By STEPHEN KALIN Associated Press
HARTFORD, Conn. (AP) _ Governor Dannel P. Malloy’s $1.5 billion proposal to strengthen the sciences and boost enrollment at Connecticut’s flagship university has passed a key legislative hurdle.
The General Assembly’s Finance, Revenue and Bonding Committee voted 43-to-7 on Tuesday to forward the bill for further consideration, despite some lawmakers’ concerns about cost.
The legislation would build new labs and refurbish others, upgrade information technology and renovate and build housing and parking at UConn. The effort is expected to attract millions of dollars in research grants and boost high-wage jobs in science and technology.
“If we want to be the kind of innovative and inventive and creative state that we’ve been in the past,” said Sen. Gary Lebeau, D-East Hartford, “this is the kind of investment _ and that is the key word _ this is the kind of investment that we need to make going forward.”
Malloy proposed the legislation in January along with a new $200 million fund at the UConn Health Center intended to attract bioscience companies and jobs to the state. The bioscience funding bill was also approved on Tuesday in a 33-to-17 vote.
Malloy commended the committee on Tuesday for moving both bills forward and said via Twitter that the initiatives would strengthen economic development and job creation.
Legislators approved the proposals despite concerns about their cost. The infrastructure bill calls for $1.54 billion in bonding and $137 million in state money, while the bioscience fund would be financed by additional bonding.
Rep. John Piscopo, R-Thomaston, said the state has already committed hundreds of millions of dollars to improving UConn. He said this latest proposal represents “just too much borrowing.”“This isn’t 1994 University of Connecticut when the library was falling apart and `the jungle’ was a jungle,” he said, referring to an infamous dormitory complex. “This isn’t UConn in dire straits.”

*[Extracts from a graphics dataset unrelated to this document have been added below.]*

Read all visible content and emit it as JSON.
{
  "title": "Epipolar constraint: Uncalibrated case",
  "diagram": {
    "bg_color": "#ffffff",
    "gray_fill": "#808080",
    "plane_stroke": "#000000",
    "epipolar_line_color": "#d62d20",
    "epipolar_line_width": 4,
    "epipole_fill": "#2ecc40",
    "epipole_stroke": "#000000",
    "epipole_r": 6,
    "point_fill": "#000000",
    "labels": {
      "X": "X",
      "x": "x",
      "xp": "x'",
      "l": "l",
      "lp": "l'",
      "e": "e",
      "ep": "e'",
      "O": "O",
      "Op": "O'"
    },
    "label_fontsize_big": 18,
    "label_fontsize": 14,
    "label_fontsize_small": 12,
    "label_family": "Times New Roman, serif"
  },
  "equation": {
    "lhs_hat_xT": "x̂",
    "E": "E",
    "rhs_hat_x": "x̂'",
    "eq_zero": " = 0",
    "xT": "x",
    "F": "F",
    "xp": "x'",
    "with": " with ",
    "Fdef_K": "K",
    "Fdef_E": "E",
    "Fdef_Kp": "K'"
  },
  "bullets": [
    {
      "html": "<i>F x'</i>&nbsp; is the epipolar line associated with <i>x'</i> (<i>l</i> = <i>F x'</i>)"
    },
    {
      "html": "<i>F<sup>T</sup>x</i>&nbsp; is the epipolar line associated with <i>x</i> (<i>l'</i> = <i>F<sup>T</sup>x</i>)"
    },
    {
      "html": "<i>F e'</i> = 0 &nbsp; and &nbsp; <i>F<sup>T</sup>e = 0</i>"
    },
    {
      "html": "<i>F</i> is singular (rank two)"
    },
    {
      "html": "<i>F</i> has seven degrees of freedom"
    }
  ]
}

Sen. Steve Cassano, D-Manchester, defended the cost of the bill.
“If you don’t compete, you don’t succeed,” he said. “If you want top faculty, you have to pay for it. You have to invest in the infrastructure to get people to attend it.”
The committee also discussed the impact of the planned expansion on existing water, transport and housing infrastructure.
Sen. Kevin Witkos, D-Canton, and Rep. Susan Johnson, D-Windham, expressed concerns about how the proposed expansion would affect water supplies at UConn and throughout the state. The university has already begun to review options to produce 2 million gallons of water a day to keep up with its growth.